Since $f$ and $g$ have the same value and both satisfy conservation away from $s,t$, we have
\begin{align*}
\operatorname{div} r(v)=0
\end{align*}
for every $v\in V$. If $r(a)>0$, then $g(a)\le u(a)$ implies
\begin{align*}
0<r(a)\le u(a)-f(a),
\end{align*}
so the forward residual arc of $a$ exists with enough residual capacity. If $r(a)<0$, then $g(a)\ge 0$ implies
\begin{align*}
0<-r(a)\le f(a),
\end{align*}
so the backward residual arc of $a$ exists with enough residual capacity.
Thus $r$ determines a nonnegative circulation in the residual network: send amount $r(a)$ on the forward residual arc of $a$ when $r(a)>0$, and amount $-r(a)$ on the backward residual arc of $a$ when $r(a)<0$. We now justify the cycle decomposition used here. If the residual circulation determined by $r$ is zero, take $m=0$. Otherwise choose a residual arc carrying positive amount and follow outgoing residual arcs of positive amount. At every visited vertex, conservation of the residual circulation implies that positive incoming amount is balanced by positive outgoing amount, so the walk can continue. Since the residual network is finite, some vertex repeats; the segment between the two visits is a directed residual cycle. Let $\alpha>0$ be the minimum carried amount on the arcs of that cycle, subtract $\alpha$ times the cycle circulation, and repeat. Each subtraction removes at least one positive residual arc and never creates a negative amount, so the process terminates after finitely many repetitions. Hence there are directed residual cycles $\Gamma_1,\dots,\Gamma_m$ and numbers $\alpha_1,\dots,\alpha_m>0$ such that the residual circulation determined by $r$ is their weighted sum.
[/step]
[step:Use absence of negative residual cycles to compare costs]

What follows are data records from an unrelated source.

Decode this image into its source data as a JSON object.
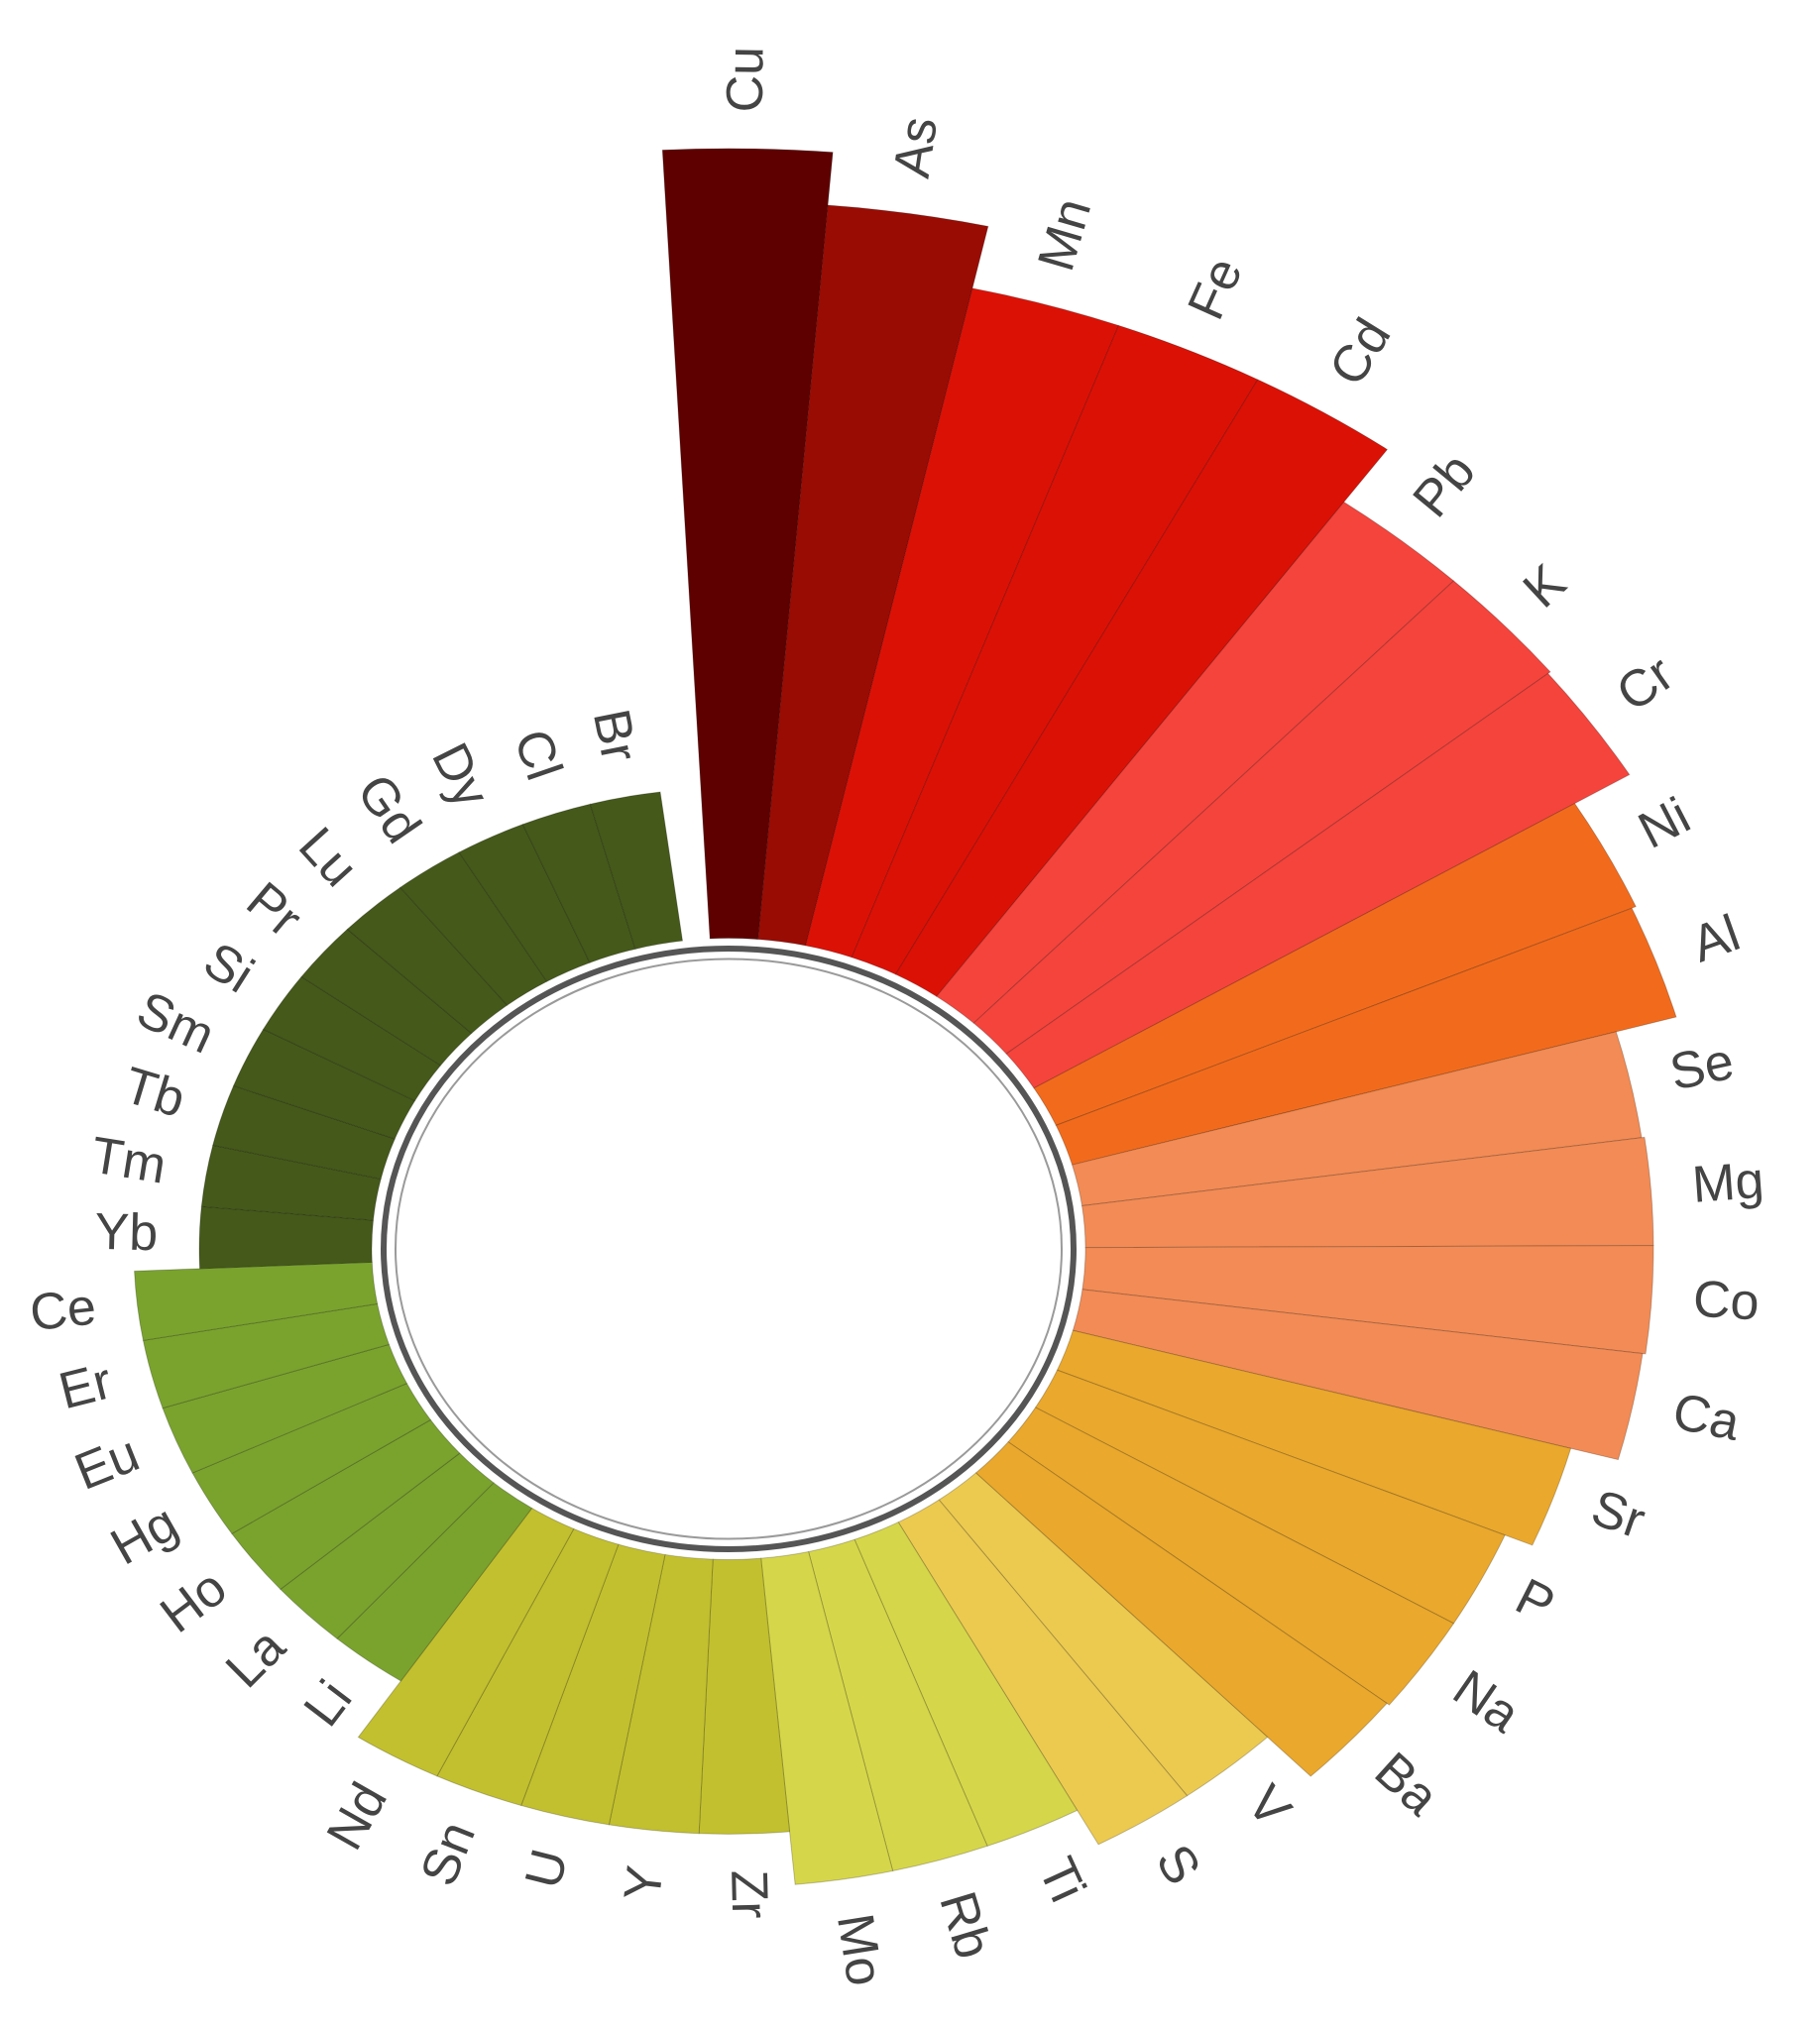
{
  "chart_data": {
    "type": "radial_bar",
    "categories": [
      "Cu",
      "As",
      "Mn",
      "Fe",
      "Cd",
      "Pb",
      "K",
      "Cr",
      "Ni",
      "Al",
      "Se",
      "Mg",
      "Co",
      "Ca",
      "Sr",
      "P",
      "Na",
      "Ba",
      "V",
      "S",
      "Ti",
      "Rb",
      "Mo",
      "Zr",
      "Y",
      "U",
      "Sn",
      "Nd",
      "Li",
      "La",
      "Ho",
      "Hg",
      "Eu",
      "Er",
      "Ce",
      "Yb",
      "Tm",
      "Tb",
      "Sm",
      "Si",
      "Pr",
      "Lu",
      "Gd",
      "Dy",
      "Cl",
      "Br"
    ],
    "values": [
      610,
      569,
      520,
      520,
      520,
      470,
      470,
      468,
      425,
      422,
      380,
      382,
      382,
      380,
      347,
      327,
      327,
      325,
      283,
      283,
      253,
      253,
      253,
      212,
      212,
      212,
      212,
      212,
      160,
      160,
      160,
      160,
      160,
      160,
      160,
      116,
      116,
      116,
      116,
      116,
      116,
      116,
      116,
      116,
      116,
      116
    ],
    "colors": [
      "#5e0000",
      "#990c04",
      "#dc1106",
      "#dc1106",
      "#dc1106",
      "#f5443c",
      "#f5443c",
      "#f5443c",
      "#f26b1c",
      "#f26b1c",
      "#f28b55",
      "#f28b55",
      "#f28b55",
      "#f28b55",
      "#eaa82c",
      "#eaa82c",
      "#eaa82c",
      "#eaa82c",
      "#ecca50",
      "#ecca50",
      "#d6d64a",
      "#d6d64a",
      "#d6d64a",
      "#c2c02e",
      "#c2c02e",
      "#c2c02e",
      "#c2c02e",
      "#c2c02e",
      "#7aa32e",
      "#7aa32e",
      "#7aa32e",
      "#7aa32e",
      "#7aa32e",
      "#7aa32e",
      "#7aa32e",
      "#45591a",
      "#45591a",
      "#45591a",
      "#45591a",
      "#45591a",
      "#45591a",
      "#45591a",
      "#45591a",
      "#45591a",
      "#45591a",
      "#45591a"
    ]
  }
}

For each cycle $\Gamma_i$, let $c_f(\Gamma_i)$ denote its residual cost. Since $f$ is terminal, the residual network has no negative-cost directed cycle, so
\begin{align*}
c_f(\Gamma_i)\ge 0
\end{align*}
for every $i\in\{1,\dots,m\}$. The cost difference between $g$ and $f$ is the residual cost of the circulation determined by $r$. By the definition of $r$, this first gives
\begin{align*}
\operatorname{cost}(g)-\operatorname{cost}(f)=\sum_{a\in A} c(a)(g(a)-f(a)).
\end{align*}
Using the cycle decomposition of the residual circulation, the same quantity is
\begin{align*}
\operatorname{cost}(g)-\operatorname{cost}(f)=\sum_{i=1}^m \alpha_i c_f(\Gamma_i).
\end{align*}
Since every coefficient $\alpha_i$ is positive and every residual cycle cost satisfies $c_f(\Gamma_i)\ge 0$, we obtain
\begin{align*}
\operatorname{cost}(g)-\operatorname{cost}(f)\ge 0.
\end{align*}
Therefore $\operatorname{cost}(f)\le \operatorname{cost}(g)$ for every feasible $s$-$t$ flow $g$ of value $b$. Hence the terminal flow $f$ is a minimum-cost feasible $s$-$t$ flow of value $b$.
[/step]